I recently bought a pop-up trailer, approx. 2400 lbs. empty. I am curious what my mpg will be while towing. Will post when I have some data.
1offroader
The bottom line is that there will always be some flat driving, downhill time, tail winds, etc where the AFM will engage and save fuel. I've actually seen it engage while pulling my 5000# Camper. There will also be times when you'll never see AFM engage - High speed highway driving, hot day - AC running all the time, head wind etc. Still, I'm sold on the technology.
One potential problem is that the system does not rotate the cylinders that it disengages... i.e. the same 4 cylinders always turn off. Over time, will the uneven wear cause problems? With the tight tolerances and better materials used in these new engines, it may never be an issue, but my instincts lead me to believe that it could be.... Time will tell
The issue of uneven cylinder wear should not be a problem. The pistons in those cylinders are still moving up and down - they have to, they're connected to the crank shaft. They just aren't drawing in fuel and firing because the valves are de-activated. I wouldn't worry about uneven wear, that's not going to be a problem IMO.
1offroader
Thanks!
My aluminum block with 310 hp gets average of 14.1 while my cast iron block 290hp will get 18mpg average and up to 21 mpg on the highway at 70 mph.
I have seen mine go into 4 cyl mode about 65 mph while on cruise control. If you are not on cruise control any pressure on the pedal will not allow it the select the V4 mode. If the rpm goes up 1 it will kick into V8.
About 5,000 mile on my truck. I was avg 18.3 mph till the winter weather hit and its dropped to about 17.6 but I have it in AUTO 4x4 mode all the time, snowing for 2 weeks straight and roads are mostly snow covered or slippery.
A recent 500 miles trip I average 19.7 mpg on relatively flat county on cruise control at 65mph. Coming back I was carrying about 700 lbs of cargo. I also changed all the lubricants in my truck to synthetic, the engine, both axles and the transmission.
My question for those who know, is if you have the truck without the DIC buttons, how would you know if AFM is active or not? The book says there is a display regardless of whether you have the DIC buttons or not, but fails to mention how one would know.
I drive many days from gas station to gas station only touching the brake pedal and ignition when I leave the first station, stopping at the next one. 60-65 mph, cruise on, all highway. I drove 948 miles this week and might have achieved 18 mpg if I rounded it up. I generally get about 400 - 420 miles per tank and my fill ups are between 22.5 - 24.5 gallons. My simple math tells me that if I were to get even 20mpg, I should go 440 miles on 22 gallons of gas.
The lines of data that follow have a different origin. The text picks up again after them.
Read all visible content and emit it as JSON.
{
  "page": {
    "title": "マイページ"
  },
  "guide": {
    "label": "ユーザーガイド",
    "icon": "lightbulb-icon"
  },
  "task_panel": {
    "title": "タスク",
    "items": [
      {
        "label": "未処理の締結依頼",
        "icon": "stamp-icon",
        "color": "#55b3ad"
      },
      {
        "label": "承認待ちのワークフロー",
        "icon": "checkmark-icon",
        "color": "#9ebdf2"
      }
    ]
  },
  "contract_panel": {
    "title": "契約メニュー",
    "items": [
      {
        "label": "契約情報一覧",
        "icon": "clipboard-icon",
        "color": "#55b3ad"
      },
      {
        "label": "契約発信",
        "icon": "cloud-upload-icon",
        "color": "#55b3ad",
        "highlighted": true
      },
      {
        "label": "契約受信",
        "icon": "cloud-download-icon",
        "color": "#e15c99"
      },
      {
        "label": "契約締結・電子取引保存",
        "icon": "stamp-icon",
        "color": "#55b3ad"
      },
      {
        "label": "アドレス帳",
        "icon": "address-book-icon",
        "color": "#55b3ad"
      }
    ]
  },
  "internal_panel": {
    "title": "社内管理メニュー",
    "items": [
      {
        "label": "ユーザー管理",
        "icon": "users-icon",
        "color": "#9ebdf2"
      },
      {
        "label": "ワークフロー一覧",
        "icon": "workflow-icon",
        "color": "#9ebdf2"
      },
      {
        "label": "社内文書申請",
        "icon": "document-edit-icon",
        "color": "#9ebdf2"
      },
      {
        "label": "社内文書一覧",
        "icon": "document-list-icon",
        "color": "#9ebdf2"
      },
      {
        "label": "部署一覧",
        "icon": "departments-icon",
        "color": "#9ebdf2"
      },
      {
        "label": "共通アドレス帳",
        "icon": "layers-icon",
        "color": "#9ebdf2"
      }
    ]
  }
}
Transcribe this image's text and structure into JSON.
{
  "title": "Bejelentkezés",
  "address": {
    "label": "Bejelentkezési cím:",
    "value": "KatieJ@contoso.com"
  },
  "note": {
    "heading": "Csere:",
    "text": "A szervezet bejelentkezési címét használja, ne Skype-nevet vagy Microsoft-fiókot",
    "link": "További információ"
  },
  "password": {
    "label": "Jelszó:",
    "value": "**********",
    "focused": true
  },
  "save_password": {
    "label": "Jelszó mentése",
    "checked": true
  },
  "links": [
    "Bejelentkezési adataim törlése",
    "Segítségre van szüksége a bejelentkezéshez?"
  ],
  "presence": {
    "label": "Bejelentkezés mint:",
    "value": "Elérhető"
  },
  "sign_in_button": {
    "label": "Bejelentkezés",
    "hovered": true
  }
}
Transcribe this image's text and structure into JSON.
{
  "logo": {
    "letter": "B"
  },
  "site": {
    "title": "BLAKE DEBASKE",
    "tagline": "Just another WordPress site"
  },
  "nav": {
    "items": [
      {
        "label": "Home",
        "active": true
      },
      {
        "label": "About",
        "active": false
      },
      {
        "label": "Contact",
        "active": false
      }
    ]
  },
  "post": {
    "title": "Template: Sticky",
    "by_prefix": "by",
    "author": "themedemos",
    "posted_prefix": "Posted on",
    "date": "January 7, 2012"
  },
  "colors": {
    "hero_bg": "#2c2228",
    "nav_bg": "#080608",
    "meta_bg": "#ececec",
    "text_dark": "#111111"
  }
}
No, I dont see any indication that AFM even exists. The serial number says it has it, the sticker says it has it, but other than that, there is no indication that it exsists or if it does, that it functions. Ive even driven 2 tank fulls with the trailer button depressed only to find the same exact milage.
I love the truck, dont get me wrong. It's not the most comfortable for 6 or 8 straight hours, but it's a truck. My question remains. How would one know when the engine goes to 4 cyl. My next question (assuming there is no way for joe truck owner to know) is how would the dealership test it? Can they hook a computer up to it and see it function, can they engage the EFI manually or however AFM works? How can they show me that it is doing what it says it is or for that matter, even show me that it's installed?
18 is ok? Thats 20% off the sticker. What if your wife was in the grocery store, bought $100 worth of groceries, and the store constantly failed to load more than 80% of those groceries in her trunk? What if you bought an air conditioner rated at 16 SEER only to find out it was a 13 SEER? What if the fuel stations only delivered 80% of the fuel the pump said it did?
All I want to know is... Is it there, and if so, does it work (show me). It's a shame a coworker who has the same truck except his is 4wd and he gets over 20 per gallon with the same monthly miles and same type of driving.